Их испытания далеко еще не закончились. Первый слабый свет зари начал просачиваться в их убежище. Окинув взглядом хижину, он обнаружил, что окружающая обстановка еще более убога, чем ему показалось ночью. Но теперь, когда болезненное воспоминание о другой хижине всплыло в его памяти, он впервые осознал, что не может отчетливо представить свое прошлое. Потому что она так близко. И картинка исчезла, затерялась в отдаленных уголках мозга. Губы Мерфи дрогнули в лукавой усмешке.
Она просыпалась и движениями своими напоминала кошку. Он с жадностью впитывал это зрелище, наблюдая за плавными движениями ее рук и ног, любуясь долгими ленивыми потягиваниями, тем, как она по-кошачьи выгибает спину. Тихое мурлыканье предшествовало трепету черных ресниц.

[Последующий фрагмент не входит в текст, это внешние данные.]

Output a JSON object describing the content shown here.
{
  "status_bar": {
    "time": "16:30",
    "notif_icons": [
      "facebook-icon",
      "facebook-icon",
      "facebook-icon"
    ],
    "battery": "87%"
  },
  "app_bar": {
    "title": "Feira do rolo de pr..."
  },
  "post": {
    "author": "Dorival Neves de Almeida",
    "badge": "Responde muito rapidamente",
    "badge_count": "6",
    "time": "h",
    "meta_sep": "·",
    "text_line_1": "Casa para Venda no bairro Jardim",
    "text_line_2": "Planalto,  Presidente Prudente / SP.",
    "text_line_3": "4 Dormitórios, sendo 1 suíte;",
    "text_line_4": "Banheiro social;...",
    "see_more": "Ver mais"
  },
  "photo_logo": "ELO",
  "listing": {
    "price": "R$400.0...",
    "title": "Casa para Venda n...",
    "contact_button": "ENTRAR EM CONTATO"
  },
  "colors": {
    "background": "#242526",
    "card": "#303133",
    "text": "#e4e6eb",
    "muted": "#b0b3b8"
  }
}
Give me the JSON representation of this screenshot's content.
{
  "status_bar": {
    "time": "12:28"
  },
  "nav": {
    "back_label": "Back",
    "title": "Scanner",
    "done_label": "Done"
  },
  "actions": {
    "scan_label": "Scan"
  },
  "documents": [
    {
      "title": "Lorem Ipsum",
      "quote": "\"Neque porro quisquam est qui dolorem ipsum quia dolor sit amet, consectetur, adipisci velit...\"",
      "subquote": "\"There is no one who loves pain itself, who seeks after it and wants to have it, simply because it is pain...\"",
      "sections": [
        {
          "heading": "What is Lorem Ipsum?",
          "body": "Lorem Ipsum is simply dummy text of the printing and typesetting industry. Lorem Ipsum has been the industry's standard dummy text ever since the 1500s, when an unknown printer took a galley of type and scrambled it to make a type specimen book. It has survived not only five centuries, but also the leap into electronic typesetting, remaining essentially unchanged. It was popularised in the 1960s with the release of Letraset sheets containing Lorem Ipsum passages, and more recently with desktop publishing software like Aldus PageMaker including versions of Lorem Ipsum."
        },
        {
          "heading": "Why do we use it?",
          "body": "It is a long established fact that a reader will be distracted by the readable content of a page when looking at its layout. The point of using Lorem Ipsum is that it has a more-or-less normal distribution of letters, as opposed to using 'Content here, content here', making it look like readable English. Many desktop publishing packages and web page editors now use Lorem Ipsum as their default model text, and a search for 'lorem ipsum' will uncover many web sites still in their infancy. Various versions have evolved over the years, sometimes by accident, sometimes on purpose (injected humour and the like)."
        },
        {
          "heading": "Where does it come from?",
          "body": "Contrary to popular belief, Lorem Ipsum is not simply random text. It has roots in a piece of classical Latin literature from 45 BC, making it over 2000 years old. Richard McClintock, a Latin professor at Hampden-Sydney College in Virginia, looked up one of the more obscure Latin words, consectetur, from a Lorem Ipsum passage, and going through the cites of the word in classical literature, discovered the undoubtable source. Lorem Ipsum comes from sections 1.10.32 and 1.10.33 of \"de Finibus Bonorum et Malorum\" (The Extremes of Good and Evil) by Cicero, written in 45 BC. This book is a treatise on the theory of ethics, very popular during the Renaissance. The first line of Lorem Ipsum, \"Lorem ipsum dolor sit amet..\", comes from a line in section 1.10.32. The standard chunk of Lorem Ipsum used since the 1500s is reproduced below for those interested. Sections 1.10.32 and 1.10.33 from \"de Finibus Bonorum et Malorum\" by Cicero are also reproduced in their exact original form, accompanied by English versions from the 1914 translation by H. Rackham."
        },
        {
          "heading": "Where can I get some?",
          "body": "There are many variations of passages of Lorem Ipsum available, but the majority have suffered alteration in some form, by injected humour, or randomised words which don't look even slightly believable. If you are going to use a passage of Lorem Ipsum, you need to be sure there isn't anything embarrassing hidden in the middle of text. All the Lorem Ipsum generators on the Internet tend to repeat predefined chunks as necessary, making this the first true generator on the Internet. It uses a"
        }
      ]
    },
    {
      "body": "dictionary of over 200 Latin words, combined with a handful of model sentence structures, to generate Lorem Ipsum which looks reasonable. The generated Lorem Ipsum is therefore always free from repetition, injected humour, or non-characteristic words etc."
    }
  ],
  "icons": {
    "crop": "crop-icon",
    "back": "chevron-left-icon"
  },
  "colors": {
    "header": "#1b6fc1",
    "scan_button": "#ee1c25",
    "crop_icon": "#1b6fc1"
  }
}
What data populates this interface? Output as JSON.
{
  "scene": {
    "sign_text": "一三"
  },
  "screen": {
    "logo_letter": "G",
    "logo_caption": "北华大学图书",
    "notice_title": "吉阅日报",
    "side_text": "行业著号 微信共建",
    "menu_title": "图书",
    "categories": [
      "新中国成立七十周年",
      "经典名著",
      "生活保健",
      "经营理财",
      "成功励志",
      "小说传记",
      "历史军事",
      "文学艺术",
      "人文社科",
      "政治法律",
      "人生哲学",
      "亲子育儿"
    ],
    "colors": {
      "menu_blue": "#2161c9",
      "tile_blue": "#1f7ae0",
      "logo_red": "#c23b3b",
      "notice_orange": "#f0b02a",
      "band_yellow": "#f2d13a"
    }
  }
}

Открыв глаза, она улыбнулась, приподнялась и коснулась поцелуем его таких сладких губ.
Его жизнь изменилась навсегда. Не имело значения, чем все это закончится, с ним навсегда останутся ощущения, которые она ему подарила. В какой именно момент он влюбился? А ведь дал себе клятву, что никогда этого не сделает.
Достаточно было одной только минуты. Секунды. Одного мгновения. Так не похоже это на все то, что он чувствовал прежде. Боль и гнев, которые он носил в себе со времен Вьетнама, отодвинулись в темные закоулки сердца, заполненного ею.
Он великолепен. Его обнаженное тело было твердым, узловатые мускулы, подрагивали, перекатываясь под ее ладонями. Маккензи улеглась на него сверху; прохладный утренний воздух щекотал ее обнаженное тело и смешивался с нарастающим жаром страсти.
Она потянулась к нему, чтобы встретить его губы и дать ему понять, как он стал ей дорог. Осознание этого пронзило ее, словно удар молнии из грозовой тучи, и она его приняла, и это придало ей сил.
Его руки крепко обняли ее. Ее губы скользили по его шее, по плечам.
Свет солнца становился все ярче, он вливался сквозь щели, зажигая в ее глазах искры.
— Доброе утро, — прошептал он прямо в ее жадные губы.
Она ответила ему улыбкой.
Он почувствовал дрожь в теле. Она села на него верхом, и он взял ее за руки. Поднес к губам одну, потом вторую руку, целуя их. Хотя оба были покрыты синяками и ссадинами, слияние их тел приносило облегчение.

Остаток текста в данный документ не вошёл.